A conceptual rendering of the Allison and Roberto Mignone Halls of Gems and Minerals, opening in fall 2020 at the American Museum of Natural History. Rendering courtesy American Museum of Natural History.
The American Museum of Natural History announced this week that the new Allison and Roberto Mignone Halls of Gems and Minerals will be opening in fall of 2020. Named for longtime museum supporters Roberto and Allison Mignone, the long-awaited redesign will be a dazzling showcase for one of the greatest collections of its kind. The new Halls will be connected to Studio Gang’s 235,000-square-foot Richard Gilder Center for Science, Education and Innovation.
The 11,000-square-foot halls will feature recently acquired specimens and a world-renowned collection including two stunning amethyst geodes that are among the largest in the world, a gallery of gems that features treasures like the 563-carat “Star of India” sapphire and 632-carat Patricia emerald, a wall-sized panel of fluorescently glowing rock, and the halls’ first temporary exhibition gallery, which will open with “Beautiful Creatures,” a celebration of historic and contemporary jewelry inspired by animals. The redesigned space will also offer the current Science of Mineral Formation exhibition.
Through interactive and touchable displays and media, the new Halls will introduce visitors to the remarkable diversity of mineral types—how they came to be, how scientists classify them, and how people have used them throughout history. The renovation is part of the initiatives that mark the museum’s 150th anniversary celebration, which will culminate in the opening of AMNH’s $340 million expansion.
Ralph Appelbaum Associates is handling the renovation of the 11,000-square-foot space. The Halls previously ended in a cul-de-sac, but the new Halls will connect to Studio Gang’s 235,000-square-foot Richard Gilder Center for Science, Education and Innovation.

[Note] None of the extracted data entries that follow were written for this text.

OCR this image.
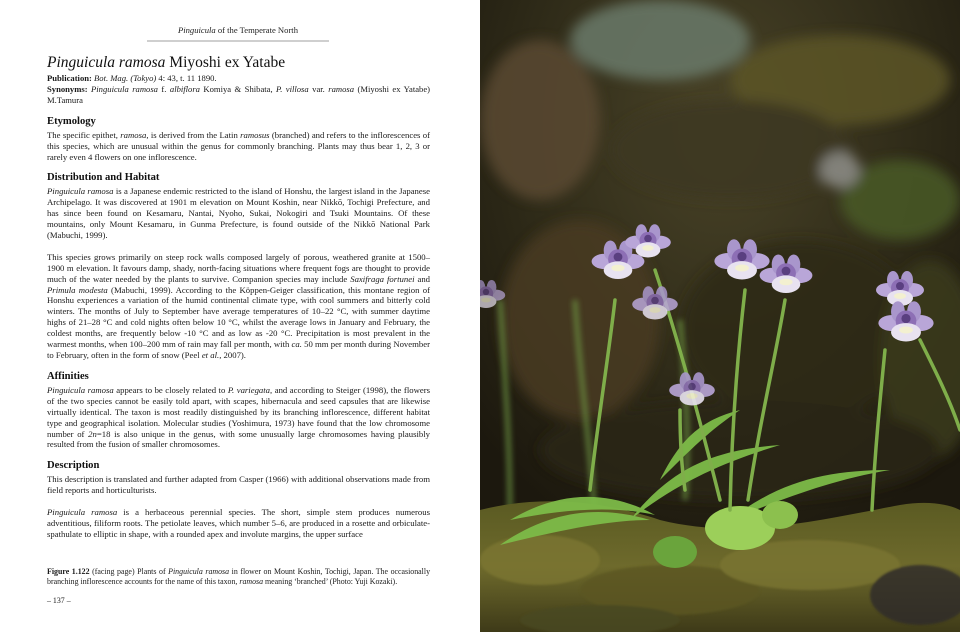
Pinguicula of the Temperate North
Pinguicula ramosa Miyoshi ex Yatabe
Publication: Bot. Mag. (Tokyo) 4: 43, t. 11 1890.
Synonyms: Pinguicula ramosa f. albiflora Komiya & Shibata, P. villosa var. ramosa (Miyoshi ex Yatabe) M.Tamura
Etymology

The specific epithet, ramosa, is derived from the Latin ramosus (branched) and refers to the inflorescences of this species, which are unusual within the genus for commonly branching. Plants may thus bear 1, 2, 3 or rarely even 4 flowers on one inflorescence.

Distribution and Habitat

Pinguicula ramosa is a Japanese endemic restricted to the island of Honshu, the largest island in the Japanese Archipelago. It was discovered at 1901 m elevation on Mount Koshin, near Nikkō, Tochigi Prefecture, and has since been found on Kesamaru, Nantai, Nyoho, Sukai, Nokogiri and Tsuki Mountains. Of these mountains, only Mount Kesamaru, in Gunma Prefecture, is found outside of the Nikkō National Park (Mabuchi, 1999).

This species grows primarily on steep rock walls composed largely of porous, weathered granite at 1500–1900 m elevation. It favours damp, shady, north-facing situations where frequent fogs are thought to provide much of the water needed by the plants to survive. Companion species may include Saxifraga fortunei and Primula modesta (Mabuchi, 1999). According to the Köppen-Geiger classification, this montane region of Honshu experiences a variation of the humid continental climate type, with cool summers and bitterly cold winters. The months of July to September have average temperatures of 10–22 °C, with summer daytime highs of 21–28 °C and cold nights often below 10 °C, whilst the average lows in January and February, the coldest months, are frequently below -10 °C and as low as -20 °C. Precipitation is most prevalent in the warmest months, when 100–200 mm of rain may fall per month, with ca. 50 mm per month during November to February, often in the form of snow (Peel et al., 2007).

Affinities

Pinguicula ramosa appears to be closely related to P. variegata, and according to Steiger (1998), the flowers of the two species cannot be easily told apart, with scapes, hibernacula and seed capsules that are likewise virtually identical. The taxon is most readily distinguished by its branching inflorescence, different habitat type and geographical isolation. Molecular studies (Yoshimura, 1973) have found that the low chromosome number of 2n=18 is also unique in the genus, with some unusually large chromosomes having plausibly resulted from the fusion of smaller chromosomes.

Description

This description is translated and further adapted from Casper (1966) with additional observations made from field reports and horticulturists.

Pinguicula ramosa is a herbaceous perennial species. The short, simple stem produces numerous adventitious, filiform roots. The petiolate leaves, which number 5–6, are produced in a rosette and orbiculate-spathulate to elliptic in shape, with a rounded apex and involute margins, the upper surface

Figure 1.122 (facing page) Plants of Pinguicula ramosa in flower on Mount Koshin, Tochigi, Japan. The occasionally branching inflorescence accounts for the name of this taxon, ramosa meaning ‘branched’ (Photo: Yuji Kozaki).
– 137 –
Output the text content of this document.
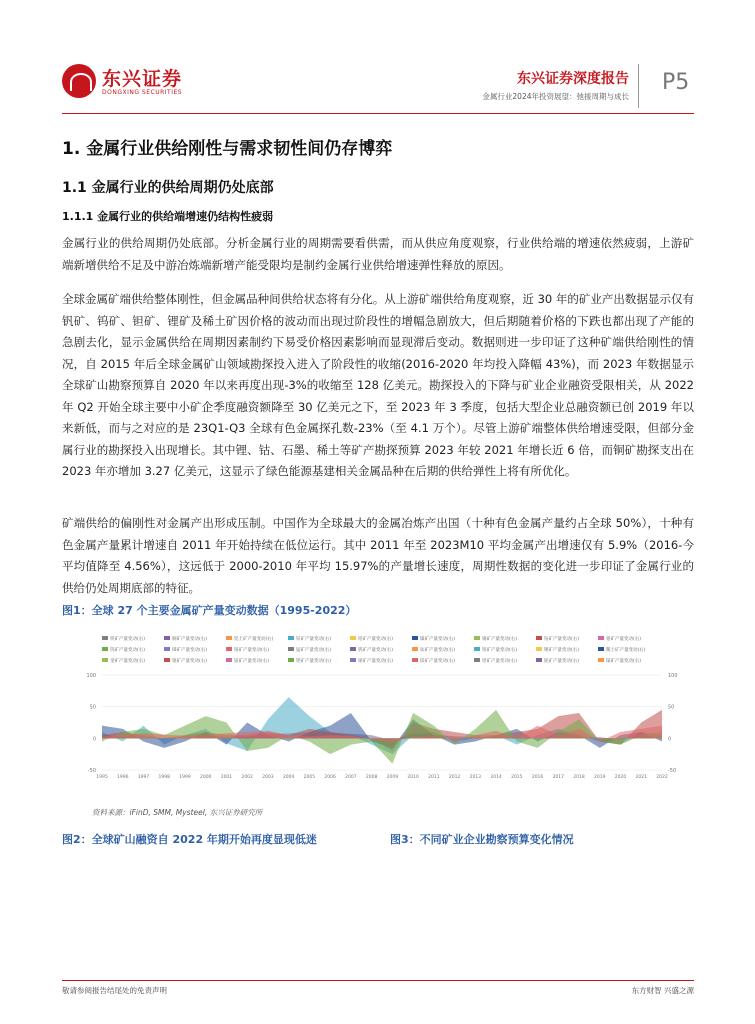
东兴证券
DONGXING SECURITIES
东兴证券深度报告
金属行业2024年投资展望：弛援周期与成长
P5
1. 金属行业供给刚性与需求韧性间仍存博弈
1.1 金属行业的供给周期仍处底部
1.1.1 金属行业的供给端增速仍结构性疲弱

金属行业的供给周期仍处底部。分析金属行业的周期需要看供需，而从供应角度观察，行业供给端的增速依然疲弱，上游矿端新增供给不足及中游冶炼端新增产能受限均是制约金属行业供给增速弹性释放的原因。

全球金属矿端供给整体刚性，但金属品种间供给状态将有分化。从上游矿端供给角度观察，近 30 年的矿业产出数据显示仅有钒矿、钨矿、钽矿、锂矿及稀土矿因价格的波动而出现过阶段性的增幅急剧放大，但后期随着价格的下跌也都出现了产能的急剧去化，显示金属供给在周期因素制约下易受价格因素影响而显现滞后变动。数据则进一步印证了这种矿端供给刚性的情况，自 2015 年后全球金属矿山领域勘探投入进入了阶段性的收缩(2016-2020 年均投入降幅 43%)，而 2023 年数据显示全球矿山勘察预算自 2020 年以来再度出现-3%的收缩至 128 亿美元。勘探投入的下降与矿业企业融资受限相关，从 2022 年 Q2 开始全球主要中小矿企季度融资额降至 30 亿美元之下，至 2023 年 3 季度，包括大型企业总融资额已创 2019 年以来新低，而与之对应的是 23Q1-Q3 全球有色金属探孔数-23%（至 4.1 万个）。尽管上游矿端整体供给增速受限，但部分金属行业的勘探投入出现增长。其中锂、钴、石墨、稀土等矿产勘探预算 2023 年较 2021 年增长近 6 倍，而铜矿勘探支出在 2023 年亦增加 3.27 亿美元，这显示了绿色能源基建相关金属品种在后期的供给弹性上将有所优化。

矿端供给的偏刚性对金属产出形成压制。中国作为全球最大的金属冶炼产出国（十种有色金属产量约占全球 50%），十种有色金属产量累计增速自 2011 年开始持续在低位运行。其中 2011 年至 2023M10 平均金属产出增速仅有 5.9%（2016-今平均值降至 4.56%），这远低于 2000-2010 年平均 15.97%的产量增长速度，周期性数据的变化进一步印证了金属行业的供给仍处周期底部的特征。

图1：全球 27 个主要金属矿产量变动数据（1995-2022）
铁矿产量变动(右)	铜矿产量变动(右)	铝土矿产量变动(右)	锌矿产量变动(右)	铅矿产量变动(右)	镍矿产量变动(右)	锡矿产量变动(右)	钴矿产量变动(右)	钼矿产量变动(右)
钨矿产量变动(右)	锑矿产量变动(右)	铬矿产量变动(右)	锰矿产量变动(右)	钒矿产量变动(右)	钛矿产量变动(右)	锆矿产量变动(右)	锂矿产量变动(右)	稀土矿产量变动(右)
金矿产量变动(右)	银矿产量变动(右)	铂矿产量变动(右)	钯矿产量变动(右)	铋矿产量变动(右)	镁矿产量变动(右)	钽矿产量变动(右)	铌矿产量变动(右)	镓矿产量变动(右)
1995 1996 1997 1998 1999 2000 2001 2002 2003 2004 2005 2006 2007 2008 2009 2010 2011 2012 2013 2014 2015 2016 2017 2018 2019 2020 2021 2022
100	100
50	50
0	0
-50	-50
资料来源：iFinD, SMM, Mysteel, 东兴证券研究所
图2：全球矿山融资自 2022 年期开始再度显现低迷	图3：不同矿业企业勘察预算变化情况
敬请参阅报告结尾处的免责声明	东方财智 兴盛之源
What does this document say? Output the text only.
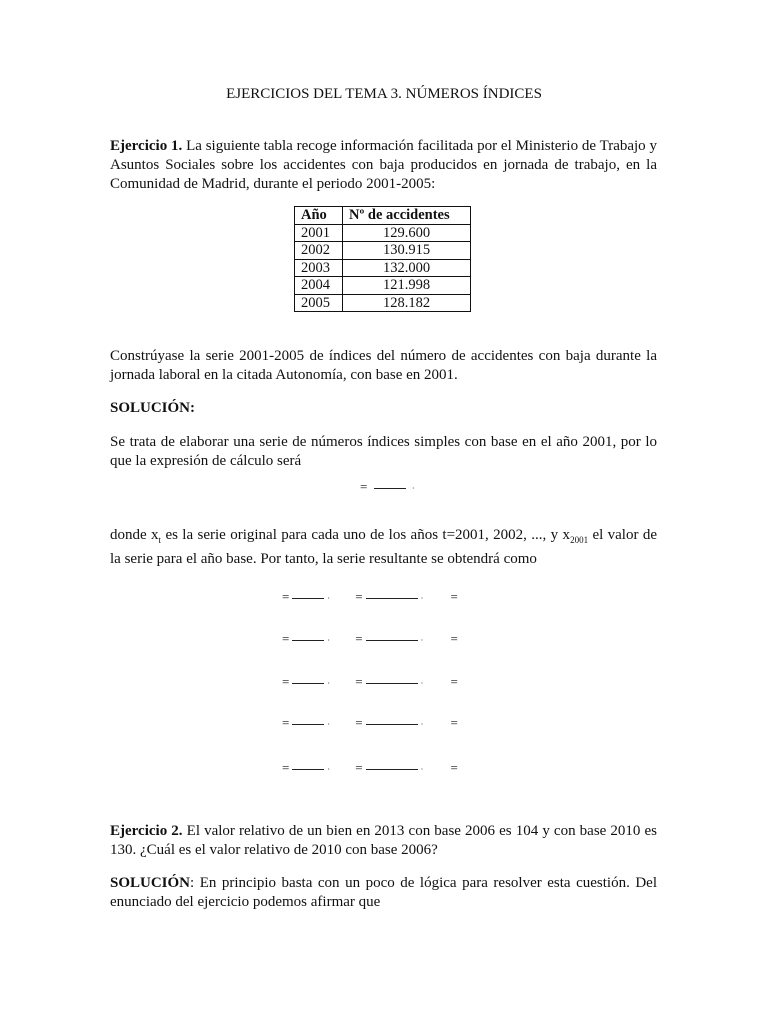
EJERCICIOS DEL TEMA 3. NÚMEROS ÍNDICES

Ejercicio 1. La siguiente tabla recoge información facilitada por el Ministerio de Trabajo y Asuntos Sociales sobre los accidentes con baja producidos en jornada de trabajo, en la Comunidad de Madrid, durante el periodo 2001-2005:

Año	Nº de accidentes
2001	129.600
2002	130.915
2003	132.000
2004	121.998
2005	128.182

Constrúyase la serie 2001-2005 de índices del número de accidentes con baja durante la jornada laboral en la citada Autonomía, con base en 2001.

SOLUCIÓN:

Se trata de elaborar una serie de números índices simples con base en el año 2001, por lo que la expresión de cálculo será

=	·

donde $x_t$ es la serie original para cada uno de los años t=2001, 2002, ..., y $x_{2001}$ el valor de la serie para el año base. Por tanto, la serie resultante se obtendrá como

=	· =	· =
=	· =	· =
=	· =	· =
=	· =	· =
=	· =	· =

Ejercicio 2. El valor relativo de un bien en 2013 con base 2006 es 104 y con base 2010 es 130. ¿Cuál es el valor relativo de 2010 con base 2006?

SOLUCIÓN: En principio basta con un poco de lógica para resolver esta cuestión. Del enunciado del ejercicio podemos afirmar que
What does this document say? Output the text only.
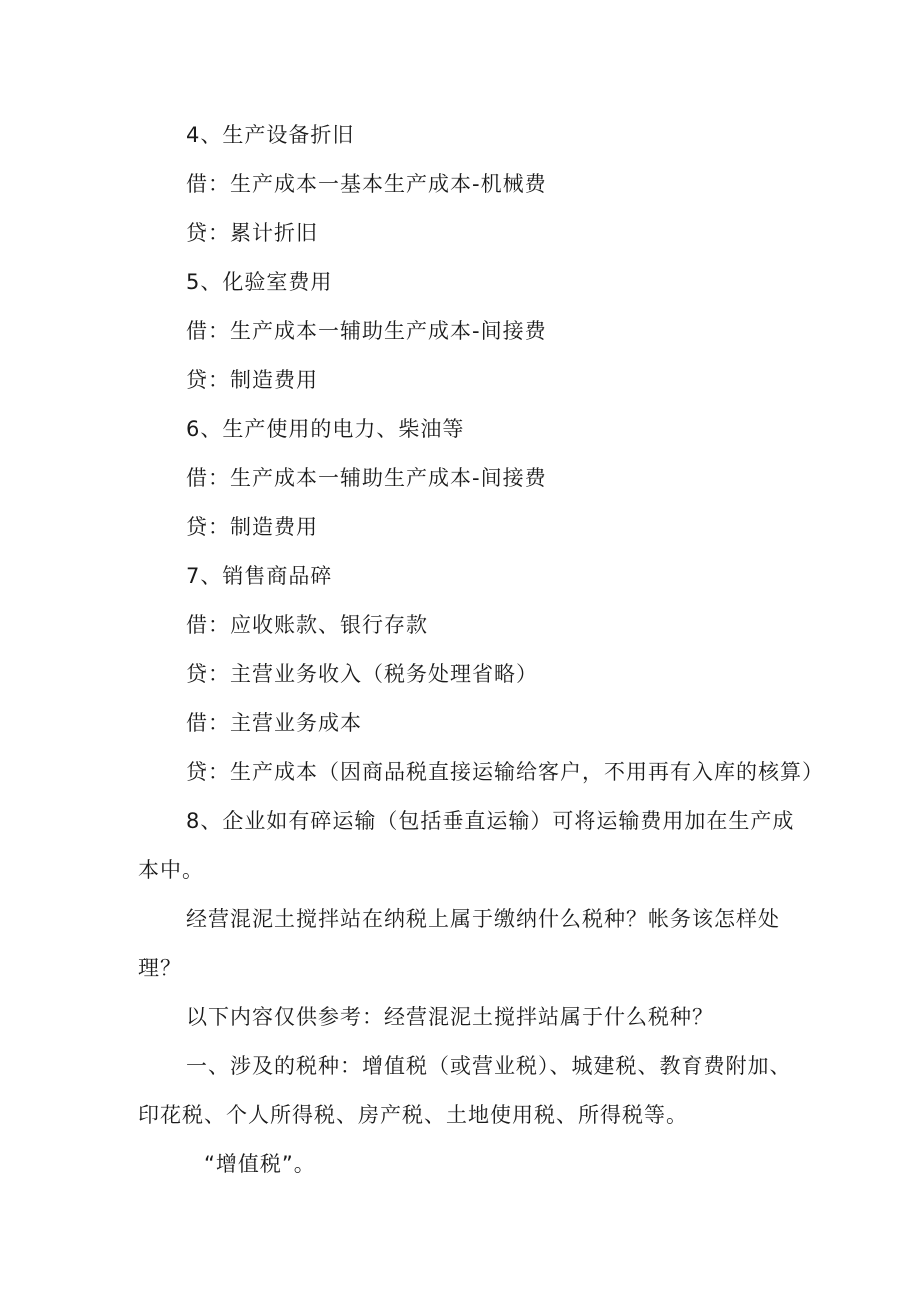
4、生产设备折旧
借：生产成本一基本生产成本-机械费
贷：累计折旧
5、化验室费用
借：生产成本一辅助生产成本-间接费
贷：制造费用
6、生产使用的电力、柴油等
借：生产成本一辅助生产成本-间接费
贷：制造费用
7、销售商品碎
借：应收账款、银行存款
贷：主营业务收入（税务处理省略）
借：主营业务成本
贷：生产成本（因商品税直接运输给客户，不用再有入库的核算）
8、企业如有碎运输（包括垂直运输）可将运输费用加在生产成
本中。
经营混泥土搅拌站在纳税上属于缴纳什么税种？帐务该怎样处
理？
以下内容仅供参考：经营混泥土搅拌站属于什么税种？
一、涉及的税种：增值税（或营业税）、城建税、教育费附加、
印花税、个人所得税、房产税、土地使用税、所得税等。
“增值税”。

Ellen V. Futter, President of the American Museum of Natural History, said in a statement, “The opening of the Mignone Halls of Gems and Minerals will be a milestone in a wide range of capital and programmatic enhancements commemorating the Museum’s 150th anniversary. By telling the fascinating stories of the complex processes that gave rise to the extraordinary diversity of minerals on our dynamic planet and describing how people have used them throughout history for personal adornment, tools, and technology, the Halls will not just be glittering but also intellectually engaging.”